Statista forecasted global big data and business analytics markets to grow to 215.7 billion U.S. dollars by 2021, with players like Databricks, Fivetran, Cribl, and dbt Labs raising millions in 2022.
Chris Gladwin, CEO, and Co-founder of Ocient, tells Digital Journal about his predictions for 2023. These centre on the data world going into large, increasing complexity, and using AI to fix issues that arise with its rapid growth.
#1 – Hyperscale Will Become Mainstream
Gladwin predicts that data-intensive businesses are moving beyond big data into the realm of hyperscale data, which is exponentially greater. And that requires a re-evaluation of data infrastructure.
According to Gladwin: “In 2023, data warehouse vendors will develop new ways to build and expand systems and services.”
He adds: “It’s not just the overall volume of data that technologists must plan for, but also the burgeoning data sets and workloads to be processed. Some leading-edge IT organizations are now working with data sets that comprise billions and trillions of records. In 2023, we could even see data sets of a quadrillion rows in data-intensive industries such as adtech, telecommunications, and geospatial.”
Hyperscale data sets will become more common as organizations leverage increasing data volumes in near real-time from operations, customers, and on-the-move devices and objects.
#2 – Data Complexity Will Increase
The nature of data is changing. There are both more data types and more complex data types with the lines continuing to blur between structured and semi-structured data.
Gladwin notes: “The software and platforms used to manage and analyze data are evolving. A new class of purpose-built databases specialize in different data types—graphs, vectors, spatial, documents, lists, video, and many others.”
He predicts: “Next-generation cloud data warehouses must be versatile—able to support multimodal data natively, to ensure performance and flexibility in the workloads they handle. The Ocient Hyperscale Data Warehouse, for example, supports arrays, tuples, matrixes, lines, polygons, geospatial data, IP addresses, and large variable-length character fields, or VARCHARs.”

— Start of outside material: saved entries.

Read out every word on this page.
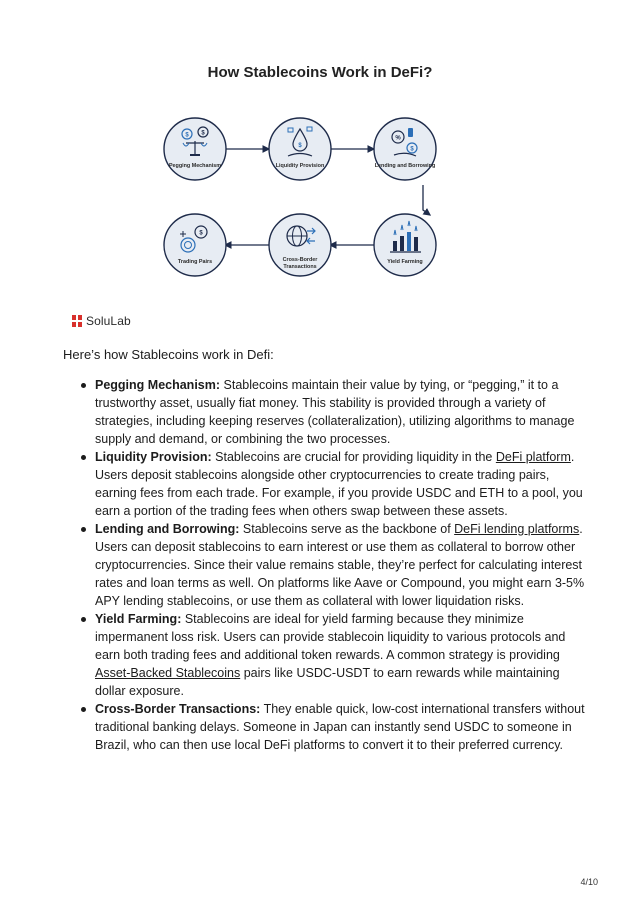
How Stablecoins Work in DeFi?
$ $
Pegging Mechanism
$
Liquidity Provision
%
$
Lending and Borrowing
$
Trading Pairs	Cross-Border
Transactions
Yield Farming
SoluLab
Here’s how Stablecoins work in Defi:
Pegging Mechanism: Stablecoins maintain their value by tying, or “pegging,” it to a trustworthy asset, usually fiat money. This stability is provided through a variety of strategies, including keeping reserves (collateralization), utilizing algorithms to manage supply and demand, or combining the two processes.
Liquidity Provision: Stablecoins are crucial for providing liquidity in the DeFi platform. Users deposit stablecoins alongside other cryptocurrencies to create trading pairs, earning fees from each trade. For example, if you provide USDC and ETH to a pool, you earn a portion of the trading fees when others swap between these assets.
Lending and Borrowing: Stablecoins serve as the backbone of DeFi lending platforms. Users can deposit stablecoins to earn interest or use them as collateral to borrow other cryptocurrencies. Since their value remains stable, they’re perfect for calculating interest rates and loan terms as well. On platforms like Aave or Compound, you might earn 3-5% APY lending stablecoins, or use them as collateral with lower liquidation risks.
Yield Farming: Stablecoins are ideal for yield farming because they minimize impermanent loss risk. Users can provide stablecoin liquidity to various protocols and earn both trading fees and additional token rewards. A common strategy is providing Asset-Backed Stablecoins pairs like USDC-USDT to earn rewards while maintaining dollar exposure.
Cross-Border Transactions: They enable quick, low-cost international transfers without traditional banking delays. Someone in Japan can instantly send USDC to someone in Brazil, who can then use local DeFi platforms to convert it to their preferred currency.
4/10
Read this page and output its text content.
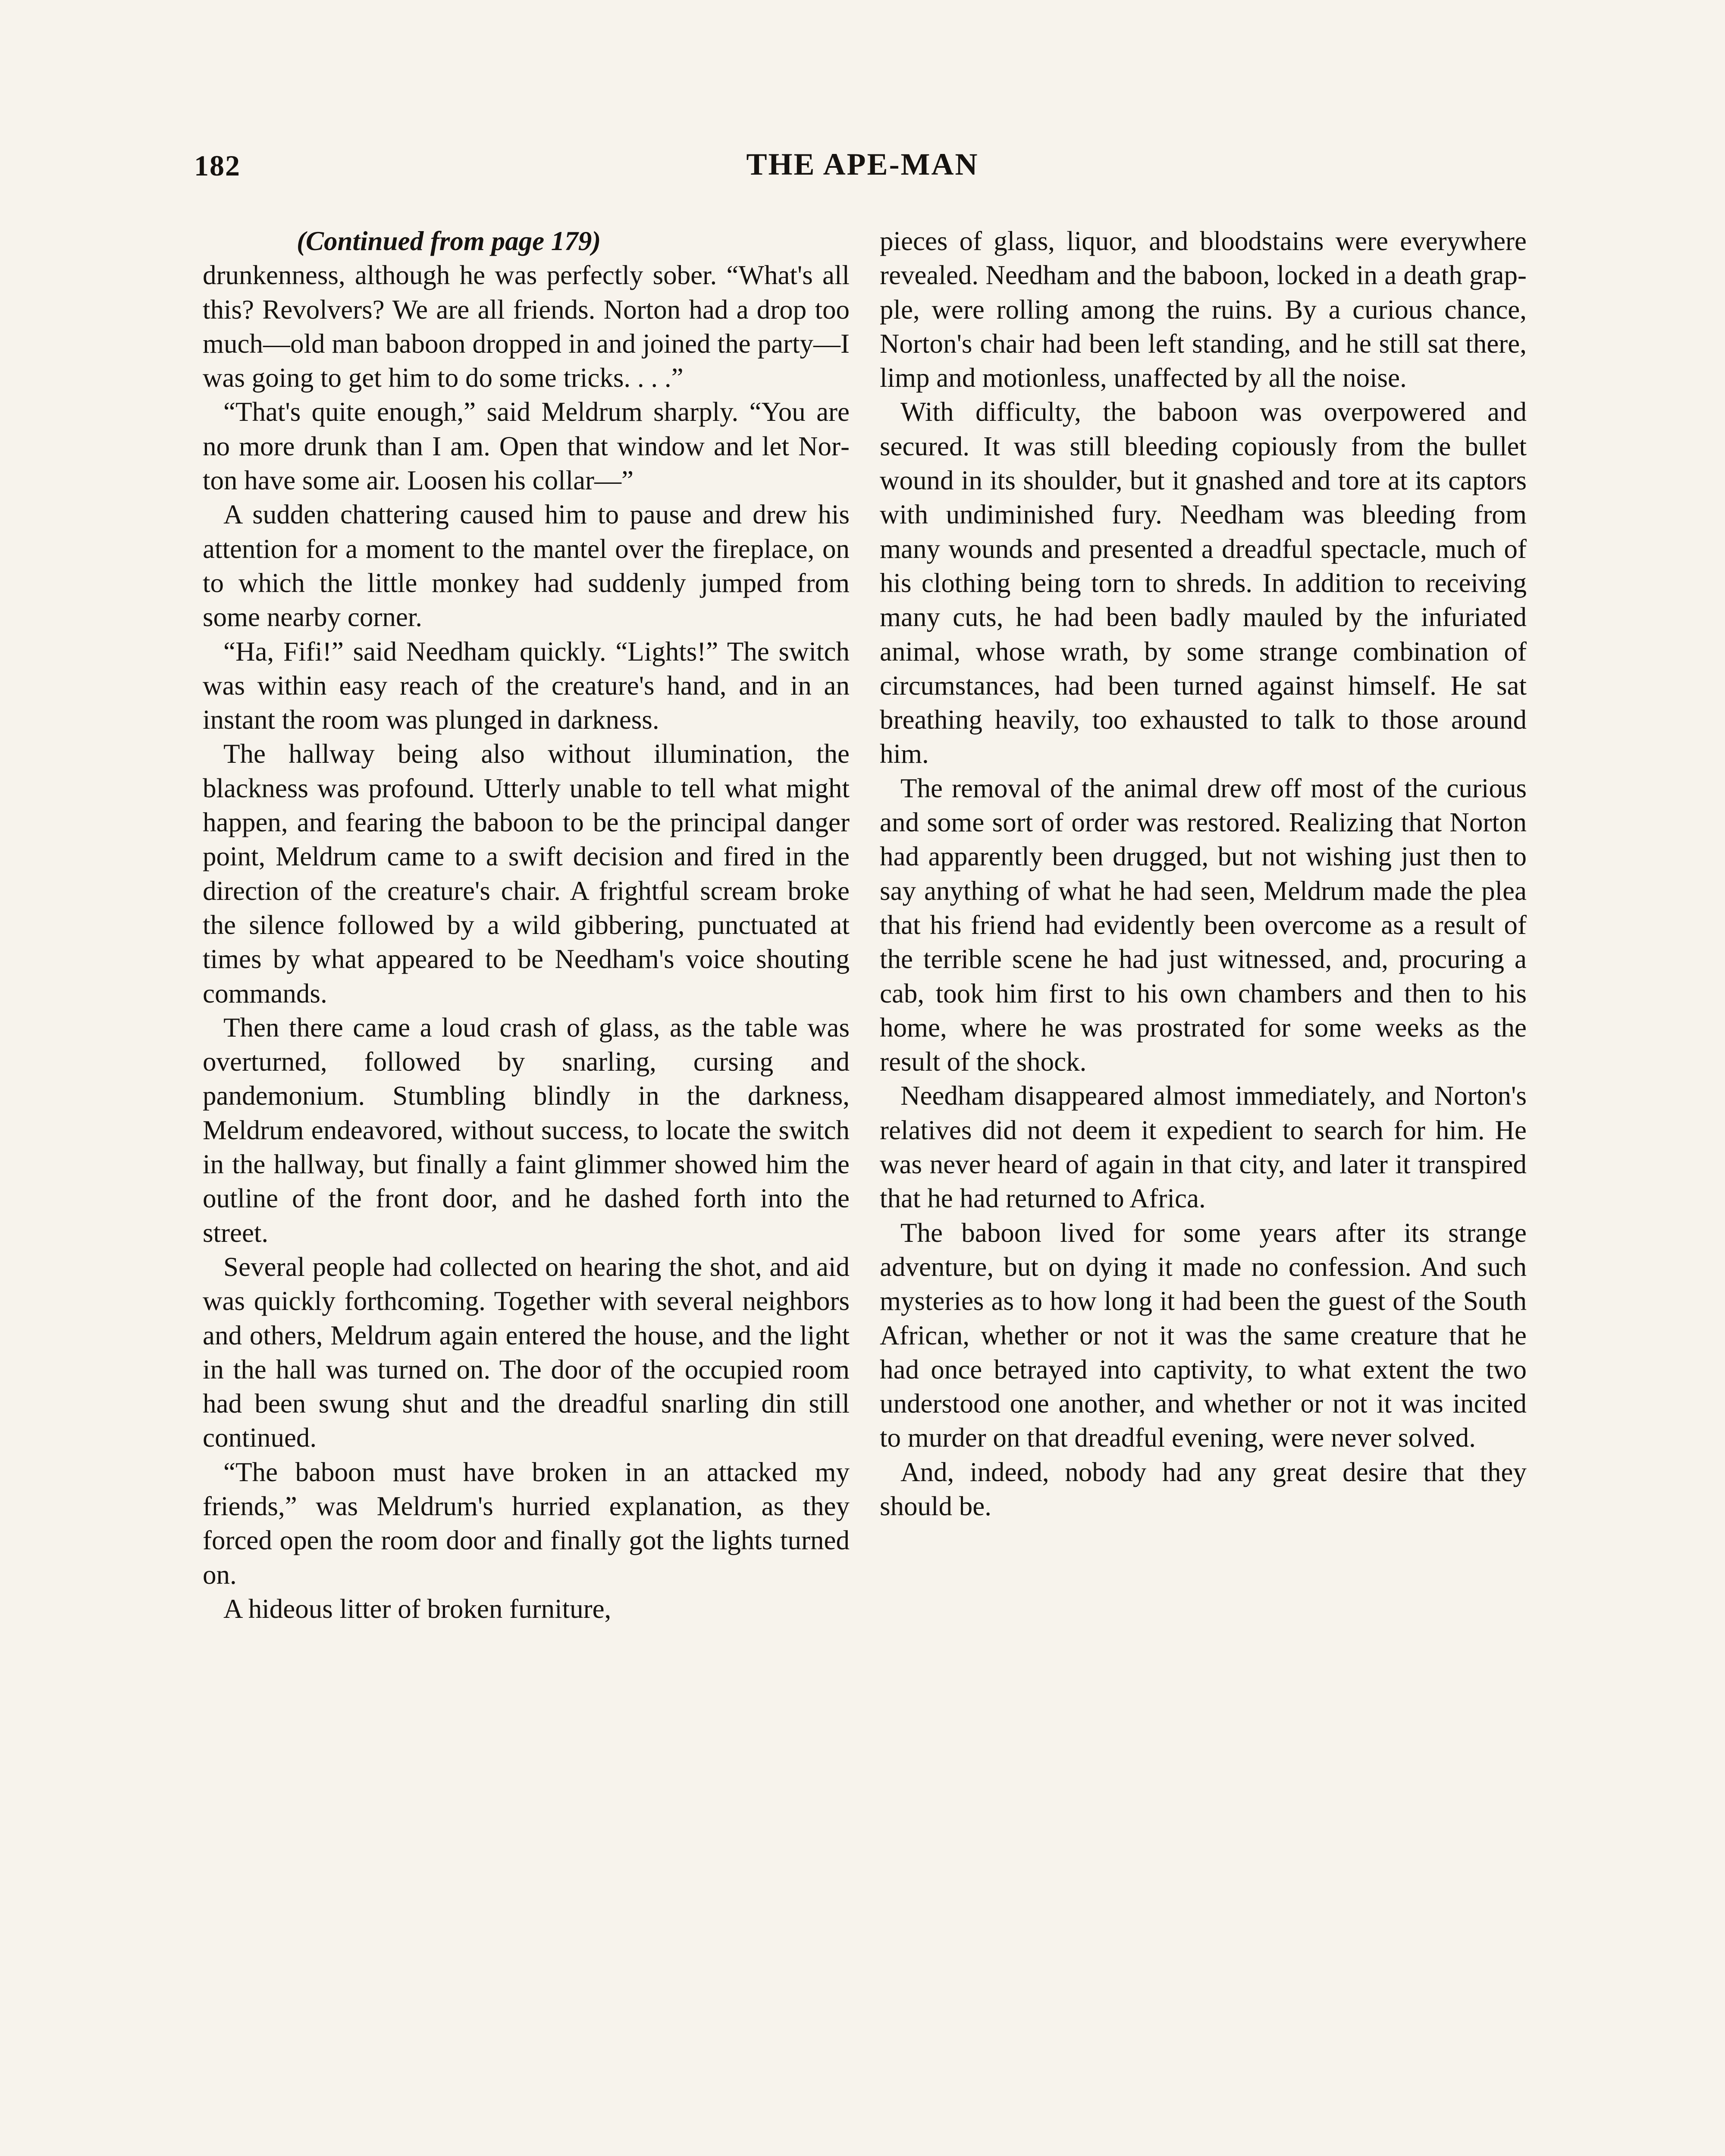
182	THE APE-MAN

(Continued from page 179)

drunkenness, although he was perfectly sober. “What's all this? Revolvers? We are all friends. Norton had a drop too much—old man baboon dropped in and joined the party—I was going to get him to do some tricks. . . .”

“That's quite enough,” said Meldrum sharply. “You are no more drunk than I am. Open that window and let Norton have some air. Loosen his collar—”

A sudden chattering caused him to pause and drew his attention for a moment to the mantel over the fireplace, on to which the little monkey had suddenly jumped from some nearby corner.

“Ha, Fifi!” said Needham quickly. “Lights!” The switch was within easy reach of the creature's hand, and in an instant the room was plunged in darkness.

The hallway being also without illumination, the blackness was profound. Utterly unable to tell what might happen, and fearing the baboon to be the principal danger point, Meldrum came to a swift decision and fired in the direction of the creature's chair. A frightful scream broke the silence followed by a wild gibbering, punctuated at times by what appeared to be Needham's voice shouting commands.

Then there came a loud crash of glass, as the table was overturned, followed by snarling, cursing and pandemonium. Stumbling blindly in the darkness, Meldrum endeavored, without success, to locate the switch in the hallway, but finally a faint glimmer showed him the outline of the front door, and he dashed forth into the street.

Several people had collected on hearing the shot, and aid was quickly forthcoming. Together with several neighbors and others, Meldrum again entered the house, and the light in the hall was turned on. The door of the occupied room had been swung shut and the dreadful snarling din still continued.

“The baboon must have broken in an attacked my friends,” was Meldrum's hurried explanation, as they forced open the room door and finally got the lights turned on.

A hideous litter of broken furniture,

pieces of glass, liquor, and bloodstains were everywhere revealed. Needham and the baboon, locked in a death grapple, were rolling among the ruins. By a curious chance, Norton's chair had been left standing, and he still sat there, limp and motionless, unaffected by all the noise.

With difficulty, the baboon was overpowered and secured. It was still bleeding copiously from the bullet wound in its shoulder, but it gnashed and tore at its captors with undiminished fury. Needham was bleeding from many wounds and presented a dreadful spectacle, much of his clothing being torn to shreds. In addition to receiving many cuts, he had been badly mauled by the infuriated animal, whose wrath, by some strange combination of circumstances, had been turned against himself. He sat breathing heavily, too exhausted to talk to those around him.

The removal of the animal drew off most of the curious and some sort of order was restored. Realizing that Norton had apparently been drugged, but not wishing just then to say anything of what he had seen, Meldrum made the plea that his friend had evidently been overcome as a result of the terrible scene he had just witnessed, and, procuring a cab, took him first to his own chambers and then to his home, where he was prostrated for some weeks as the result of the shock.

Needham disappeared almost immediately, and Norton's relatives did not deem it expedient to search for him. He was never heard of again in that city, and later it transpired that he had returned to Africa.

The baboon lived for some years after its strange adventure, but on dying it made no confession. And such mysteries as to how long it had been the guest of the South African, whether or not it was the same creature that he had once betrayed into captivity, to what extent the two understood one another, and whether or not it was incited to murder on that dreadful evening, were never solved.

And, indeed, nobody had any great desire that they should be.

Furthermore, Gladwin assesses: “The need to analyze new and more complex data types, including semi-structured data, will gain strength in the years ahead, driven by digital transformation and global business requirements. For example, a telecommunications network operator may look to analyze network metadata for visibility into the health of its switches and routers. Or an ocean shipping company may want to run geospatial analysis for logistics and route optimization.”
#3 – Data Analysis Will Be Continuous
Data warehouses are becoming “always on” analytics environments. In the years ahead, the flow of data into and out of data warehouses will be not only faster, but continuous.
Here Gladwin finds: “Technology strategists have long sought to utilize real-time data for business decision-making, but architectural and system limitations have made that a challenge, if not impossible. Also, consumption-based pricing could make continuous data cost prohibitive.”
In terms of change, Gladwin puts forward: “Increasingly, however, data warehouses and other infrastructure are offering new ways to stream data for real-time applications and use cases. “
In addition, Gladwin predicts: “Popular examples of real-time data in action include stock-ticker feeds, ATM transactions, and interactive games. Now, emerging use cases such as IoT sensor networks, robotic automation, and self-driving vehicles are generating ever more real-time data, which needs to be monitored, analyzed, and utilized.”
#4 – Pipelines Will Get More Sophisticated
A data pipeline is how data gets from its original source into the data warehouse. With so many new data types—and data pouring in continuously—these pipelines are becoming not only more essential, but potentially more complex.
Gladwin predicts: “In 2023, users should expect data warehouse vendors to offer new and better ways to extract, transform, load, model, test, and deploy data. And vendors will do so with a focus on integration and ease of use.”
#5 – The Economics Will Change
In relation to economics, Gladwin finds: “Sheer performance will always be a critical differentiator, but some customers do not want to pay a premium for split-second speed alone. They want superior data warehouse performance at a sustainable price.”
From this, he makes the prediction: “In 2023, it will be imperative for data warehouse providers to not only drive improvements in all aspects of performance—data ingress, indexing, I/O, transformation, and query speed—but in cost of ownership too.”
Following this, Gladwin says: “The consumption-based cloud model has been a boon in some respects because businesses can start new initiatives without an upfront investment, paying only for the compute and storage resources they use. But costs escalate as adoption grows. To avoid budget overruns, CIOs are sometimes forced to put a “cap” on access to the data warehouse. Ironically, the success of the data warehouse then becomes a limitation.”
Moreover: “In 2023, business and technology leaders will look to data warehouse providers to help them solve this dilemma. Potential solutions include flexible licensing terms and multi-cloud deployment options, including on premises. But there’s more that data warehouse vendors can and will do to lower the cost of ownership. For example, adding pre-integrated capabilities such as ETL and ML within the data warehouse adds speed, efficiency, and cost savings to data preparation.”
Gladwin closes with: “Additional savings can come through advances in system architecture that exploit industry-standard hardware, translating into lower costs in areas such as data ingress, compression, networking, I/O, and queries.”